The development of a wireless platform hasn't been swift, however. RIM's Balsillie recalled being on a discussion panel in 1998 with wireless industry executives who already were excited about the potential of Java and 2.5G networks.
"I think the real news is that it's finally here," he said. "We've been waiting for so long. It is genuinely a game-changer, it is as good as we say it is. It just wasn't here when people wanted it to be, which was a couple of years ago."
Nor have Sun's ambitions in the wireless market gone unchallenged. Qualcomm Inc. has been signing partners for BREW (Binary Runtime Environment for Wireless), its software development platform for phones, and Microsoft Corp. has built wireless telephony into its software for handheld computers and smart phones. Other vendors are also staking out the space.
Nevertheless, the volume and breadth of wireless-related announcements expected at JavaOne point to growing momentum behind Sun's technology. Following are a handful of them:
-- Nokia will announce plans for a service for wireless carriers who want to deploy J2ME applications to subscribers. The Finnish phone maker will offer to host applications on its servers and deliver them to customers as if they were connecting directly to their cellular operator. Games are likely to be the first applications, which consumers will be able to download for US$1 or $2, plus the airtime it takes to download the application, said Lee Wright, director of global developer marketing and Web initiatives at Nokia.
Further details, including the name of the service, weren't disclosed ahead of the show. Nokia will also offer a server and software package for carriers who don't want to use the hosted service, Wright said.

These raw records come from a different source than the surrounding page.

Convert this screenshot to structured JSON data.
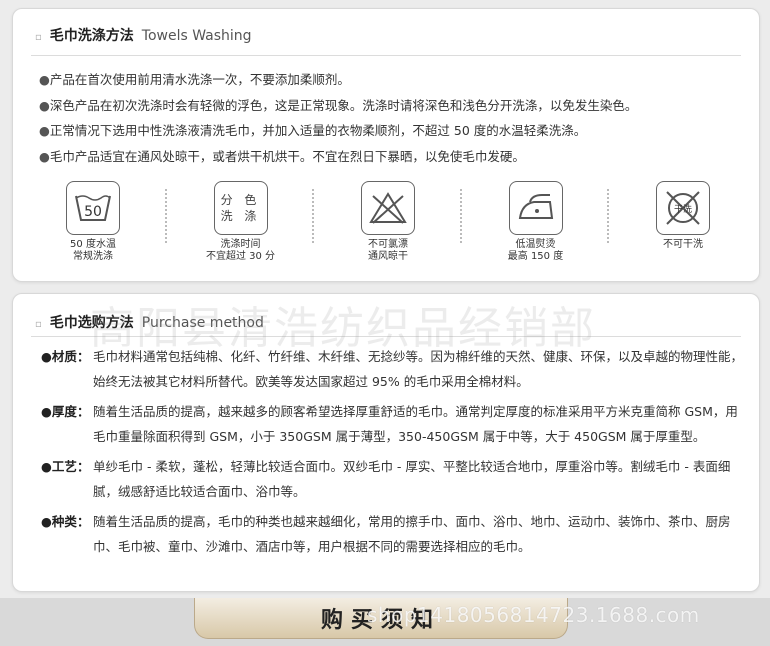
{
  "wash": {
    "title_cn": "毛巾洗涤方法",
    "title_en": "Towels Washing",
    "bullets": [
      "产品在首次使用前用清水洗涤一次，不要添加柔顺剂。",
      "深色产品在初次洗涤时会有轻微的浮色，这是正常现象。洗涤时请将深色和浅色分开洗涤，以免发生染色。",
      "正常情况下选用中性洗涤液清洗毛巾，并加入适量的衣物柔顺剂，不超过 50 度的水温轻柔洗涤。",
      "毛巾产品适宜在通风处晾干，或者烘干机烘干。不宜在烈日下暴晒，以免使毛巾发硬。"
    ],
    "care_icons": [
      {
        "icon": "wash-50-icon",
        "symbol": "50",
        "caption": "50 度水温\n常规洗涤"
      },
      {
        "icon": "wash-separately-icon",
        "symbol_line1": "分 色",
        "symbol_line2": "洗 涤",
        "caption": "洗涤时间\n不宜超过 30 分"
      },
      {
        "icon": "do-not-bleach-icon",
        "caption": "不可氯漂\n通风晾干"
      },
      {
        "icon": "low-iron-icon",
        "caption": "低温熨烫\n最高 150 度"
      },
      {
        "icon": "do-not-dryclean-icon",
        "symbol": "干洗",
        "caption": "不可干洗"
      }
    ]
  },
  "buy": {
    "title_cn": "毛巾选购方法",
    "title_en": "Purchase method",
    "watermark": "高阳县清浩纺织品经销部",
    "items": [
      {
        "label": "材质",
        "text": "毛巾材料通常包括纯棉、化纤、竹纤维、木纤维、无捻纱等。因为棉纤维的天然、健康、环保，以及卓越的物理性能，始终无法被其它材料所替代。欧美等发达国家超过 95% 的毛巾采用全棉材料。"
      },
      {
        "label": "厚度",
        "text": "随着生活品质的提高，越来越多的顾客希望选择厚重舒适的毛巾。通常判定厚度的标准采用平方米克重简称 GSM，用毛巾重量除面积得到 GSM，小于 350GSM 属于薄型，350-450GSM 属于中等，大于 450GSM 属于厚重型。"
      },
      {
        "label": "工艺",
        "text": "单纱毛巾 - 柔软，蓬松，轻薄比较适合面巾。双纱毛巾 - 厚实、平整比较适合地巾，厚重浴巾等。割绒毛巾 - 表面细腻，绒感舒适比较适合面巾、浴巾等。"
      },
      {
        "label": "种类",
        "text": "随着生活品质的提高，毛巾的种类也越来越细化，常用的擦手巾、面巾、浴巾、地巾、运动巾、装饰巾、茶巾、厨房巾、毛巾被、童巾、沙滩巾、酒店巾等，用户根据不同的需要选择相应的毛巾。"
      }
    ]
  },
  "footer": {
    "notice_title": "购买须知",
    "url_watermark": "shop1418056814723.1688.com"
  }
}
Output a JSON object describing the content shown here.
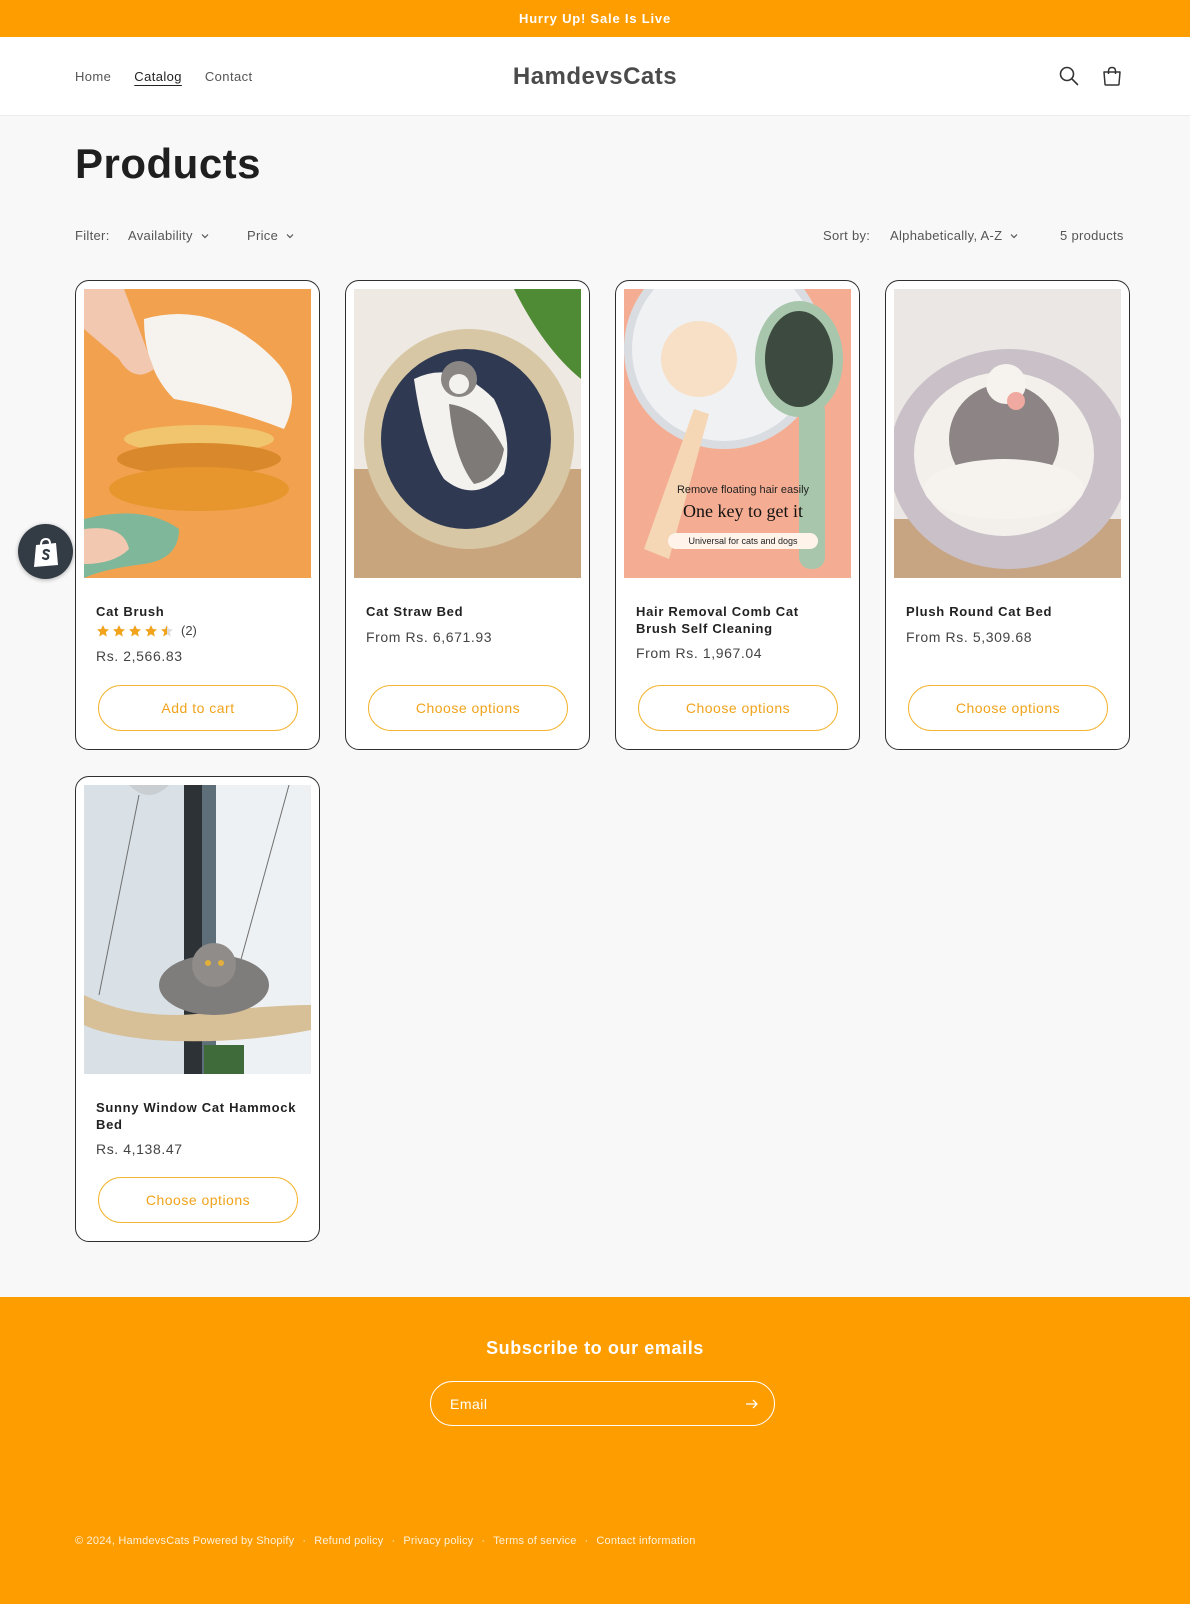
{
  "announcement": "Hurry Up! Sale Is Live",
  "header": {
    "nav": [
      "Home",
      "Catalog",
      "Contact"
    ],
    "logo": "HamdevsCats",
    "icons": [
      "search-icon",
      "cart-icon"
    ]
  },
  "page_title": "Products",
  "filters": {
    "label": "Filter:",
    "availability": "Availability",
    "price": "Price",
    "sort_label": "Sort by:",
    "sort_value": "Alphabetically, A-Z",
    "count": "5 products"
  },
  "products": [
    {
      "title": "Cat Brush",
      "rating_stars": 4.5,
      "rating_count": "(2)",
      "price": "Rs. 2,566.83",
      "button": "Add to cart"
    },
    {
      "title": "Cat Straw Bed",
      "price": "From Rs. 6,671.93",
      "button": "Choose options"
    },
    {
      "title": "Hair Removal Comb Cat Brush Self Cleaning",
      "price": "From Rs. 1,967.04",
      "button": "Choose options",
      "image_text": [
        "Remove floating hair easily",
        "One key to get it",
        "Universal for cats and dogs"
      ]
    },
    {
      "title": "Plush Round Cat Bed",
      "price": "From Rs. 5,309.68",
      "button": "Choose options"
    },
    {
      "title": "Sunny Window Cat Hammock Bed",
      "price": "Rs. 4,138.47",
      "button": "Choose options"
    }
  ],
  "footer": {
    "subscribe_title": "Subscribe to our emails",
    "email_placeholder": "Email",
    "copyright": "© 2024, HamdevsCats Powered by Shopify",
    "links": [
      "Refund policy",
      "Privacy policy",
      "Terms of service",
      "Contact information"
    ]
  },
  "colors": {
    "accent": "#fe9d00",
    "button_border": "#f3b533",
    "star": "#f0a31b"
  }
}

-- Nextel will unveil new server software that lets corporations send business data to and from cell phones securely, the spokeswoman said, although she declined to elaborate ahead of the show.
-- Sprint will present developers with a toolkit for writing Java applications that can be delivered over its 3G network, which is planned for launch in the U.S. in mid-2002. It will also show Java applications running on color 3G handsets from Samsung that were unveiled this week and are also scheduled to launch mid-year.
-- Motorola subsidiary Metrowerks will release an update to its CodeWarrior tools that includes support for J2ME and PersonalJava along with development kits from Nokia, Siemens AG and Motorola Inc. The company has also partnered with AGEA Corp., which will provide software that should make it easier to incorporate directory, authentication, security and event management functions into enterprise applications, according to Gerardo Dada, a Metrowerks senior product manager.
-- Sun will announce an update to Forte for Java that includes its wireless development tools. It will also announce technology enhancements around its Java Virtual Machine intended to boost application performance, he said.
-- Oracle Corp. will announce new tools intended to help simplify the development of business applications for use on Java-enabled devices, industry sources said. Oracle declined to comment.
(Ephraim Schwartz, an editor-at-large with Infoworld in San Francisco, contributed to this report.)